Monitoring Your Queues

Don't put queues in production without monitoring. At minimum, track:

Queue depth: how many jobs are waiting
Processing time: how long each job takes
Failure rate: rate of failures
DLQ size: how many jobs have permanently failed

BullMQ has Bull Board for a web dashboard:

FAQ

Do priority queues actually work? Yes, BullMQ supports priority on add(). Lower number = higher priority. Use sparingly. If everything is priority 1, nothing is. Good for "premium customer emails go first," bad for fine-grained ordering.

My queue depth is way bigger than my worker throughput. Am I cooked? Depends. A queue that drains during off-peak is healthy backpressure. A queue that grows monotonically is a fire. Alert on "queue depth trending up for N minutes," not on absolute size.

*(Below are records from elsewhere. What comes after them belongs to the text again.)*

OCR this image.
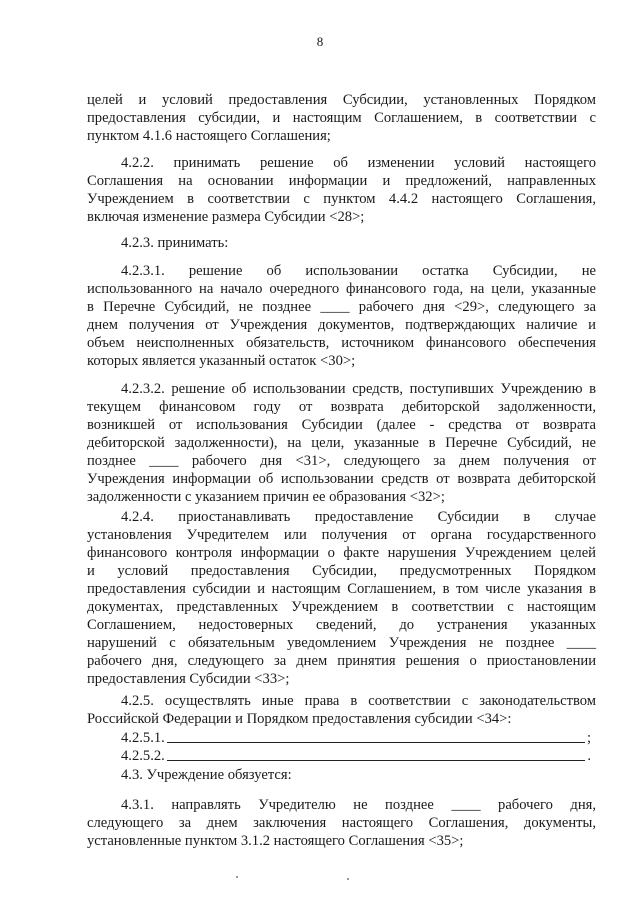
8
целей и условий предоставления Субсидии, установленных Порядком
предоставления субсидии, и настоящим Соглашением, в соответствии с
пунктом 4.1.6 настоящего Соглашения;
4.2.2. принимать решение об изменении условий настоящего
Соглашения на основании информации и предложений, направленных
Учреждением в соответствии с пунктом 4.4.2 настоящего Соглашения,
включая изменение размера Субсидии <28>;
4.2.3. принимать:
4.2.3.1. решение об использовании остатка Субсидии, не
использованного на начало очередного финансового года, на цели, указанные
в Перечне Субсидий, не позднее ____ рабочего дня <29>, следующего за
днем получения от Учреждения документов, подтверждающих наличие и
объем неисполненных обязательств, источником финансового обеспечения
которых является указанный остаток <30>;
4.2.3.2. решение об использовании средств, поступивших Учреждению в
текущем финансовом году от возврата дебиторской задолженности,
возникшей от использования Субсидии (далее - средства от возврата
дебиторской задолженности), на цели, указанные в Перечне Субсидий, не
позднее ____ рабочего дня <31>, следующего за днем получения от
Учреждения информации об использовании средств от возврата дебиторской
задолженности с указанием причин ее образования <32>;
4.2.4. приостанавливать предоставление Субсидии в случае
установления Учредителем или получения от органа государственного
финансового контроля информации о факте нарушения Учреждением целей
и условий предоставления Субсидии, предусмотренных Порядком
предоставления субсидии и настоящим Соглашением, в том числе указания в
документах, представленных Учреждением в соответствии с настоящим
Соглашением, недостоверных сведений, до устранения указанных
нарушений с обязательным уведомлением Учреждения не позднее ____
рабочего дня, следующего за днем принятия решения о приостановлении
предоставления Субсидии <33>;
4.2.5. осуществлять иные права в соответствии с законодательством
Российской Федерации и Порядком предоставления субсидии <34>:
4.2.5.1.	;
4.2.5.2.	.
4.3. Учреждение обязуется:
4.3.1. направлять Учредителю не позднее ____ рабочего дня,
следующего за днем заключения настоящего Соглашения, документы,
установленные пунктом 3.1.2 настоящего Соглашения <35>;
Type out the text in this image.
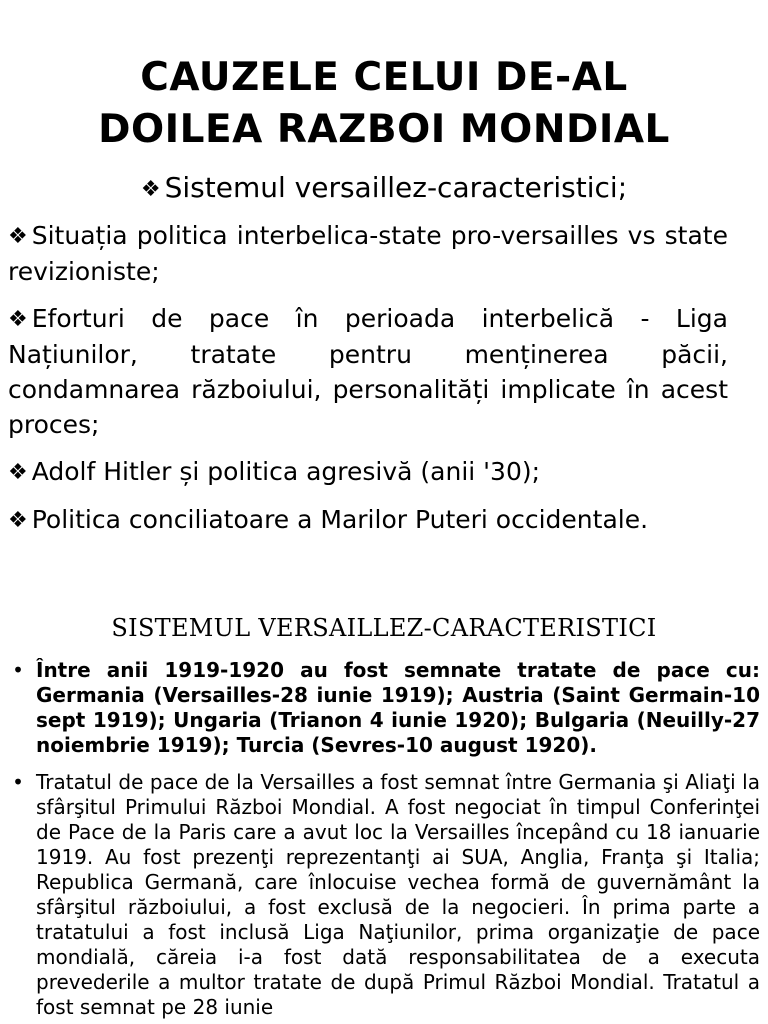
CAUZELE CELUI DE-AL
DOILEA RAZBOI MONDIAL
❖ Sistemul versaillez-caracteristici;
❖ Situația politica interbelica-state pro-versailles vs state revizioniste;
❖ Eforturi de pace în perioada interbelică - Liga Națiunilor, tratate pentru menținerea păcii, condamnarea războiului, personalități implicate în acest proces;
❖ Adolf Hitler și politica agresivă (anii '30);
❖ Politica conciliatoare a Marilor Puteri occidentale.
SISTEMUL VERSAILLEZ-CARACTERISTICI
• Între anii 1919-1920 au fost semnate tratate de pace cu: Germania (Versailles-28 iunie 1919); Austria (Saint Germain-10 sept 1919); Ungaria (Trianon 4 iunie 1920); Bulgaria (Neuilly-27 noiembrie 1919); Turcia (Sevres-10 august 1920).
• Tratatul de pace de la Versailles a fost semnat între Germania şi Aliaţi la sfârşitul Primului Război Mondial. A fost negociat în timpul Conferinţei de Pace de la Paris care a avut loc la Versailles începând cu 18 ianuarie 1919. Au fost prezenţi reprezentanţi ai SUA, Anglia, Franţa şi Italia; Republica Germană, care înlocuise vechea formă de guvernământ la sfârşitul războiului, a fost exclusă de la negocieri. În prima parte a tratatului a fost inclusă Liga Naţiunilor, prima organizaţie de pace mondială, căreia i-a fost dată responsabilitatea de a executa prevederile a multor tratate de după Primul Război Mondial. Tratatul a fost semnat pe 28 iunie
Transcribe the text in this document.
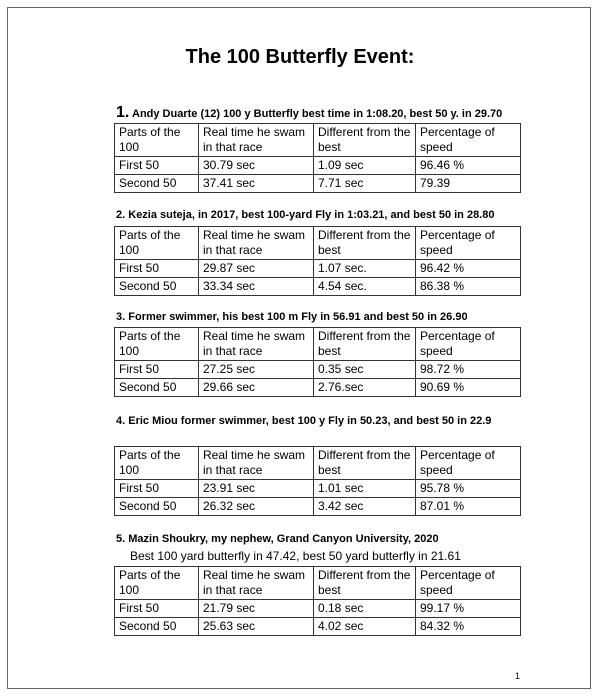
The 100 Butterfly Event:
1. Andy Duarte (12) 100 y Butterfly best time in 1:08.20, best 50 y. in 29.70
Parts of the 100	Real time he swam in that race	Different from the best	Percentage of speed
First 50	30.79 sec	1.09 sec	96.46 %
Second 50	37.41 sec	7.71 sec	79.39
2. Kezia suteja, in 2017, best 100-yard Fly in 1:03.21, and best 50 in 28.80
Parts of the 100	Real time he swam in that race	Different from the best	Percentage of speed
First 50	29.87 sec	1.07 sec.	96.42 %
Second 50	33.34 sec	4.54 sec.	86.38 %
3. Former swimmer, his best 100 m Fly in 56.91 and best 50 in 26.90
Parts of the 100	Real time he swam in that race	Different from the best	Percentage of speed
First 50	27.25 sec	0.35 sec	98.72 %
Second 50	29.66 sec	2.76.sec	90.69 %
4. Eric Miou former swimmer, best 100 y Fly in 50.23, and best 50 in 22.9
Parts of the 100	Real time he swam in that race	Different from the best	Percentage of speed
First 50	23.91 sec	1.01 sec	95.78 %
Second 50	26.32 sec	3.42 sec	87.01 %
5. Mazin Shoukry, my nephew, Grand Canyon University, 2020
Best 100 yard butterfly in 47.42, best 50 yard butterfly in 21.61
Parts of the 100	Real time he swam in that race	Different from the best	Percentage of speed
First 50	21.79 sec	0.18 sec	99.17 %
Second 50	25.63 sec	4.02 sec	84.32 %
1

Can I run BullMQ on Vercel or other serverless? Queues yes (just add() from your handler). Workers no, because serverless functions die after a few seconds. Run workers on Render/Fly/Railway/a small VPS, or switch to Inngest/Trigger.dev which are designed for serverless from day one.

If Redis dies, do I lose my jobs? Only what wasn't persisted. Enable Redis AOF with appendfsync everysec and you lose at most one second of jobs on a crash. For stronger guarantees, use Redis with replication or a managed provider (Upstash, Elasticache). And remember: jobs being processed when Redis dies come back as "stalled" and get retried, which again means idempotency.

How do I handle workers in a monorepo without losing my mind? Keep job definitions (name + payload type) in a shared package both the API and the worker import. Workers get their own app/package with their own Dockerfile and deploy pipeline. Never let the API and workers share a process in production, even if it's tempting in dev.

Key Takeaways

If your API is slow because it does too much in a single request, async processing is the answer. The rule is simple: respond with the essentials for the user and delegate the rest.

Start with BullMQ + Redis for Node.js. It's simple to set up, has automatic retries, and scales well. For more complex scenarios (multiple consumers, event streaming), evolve to Kafka.

And never forget: monitor your queues. A queue that grows unchecked is a ticking time bomb.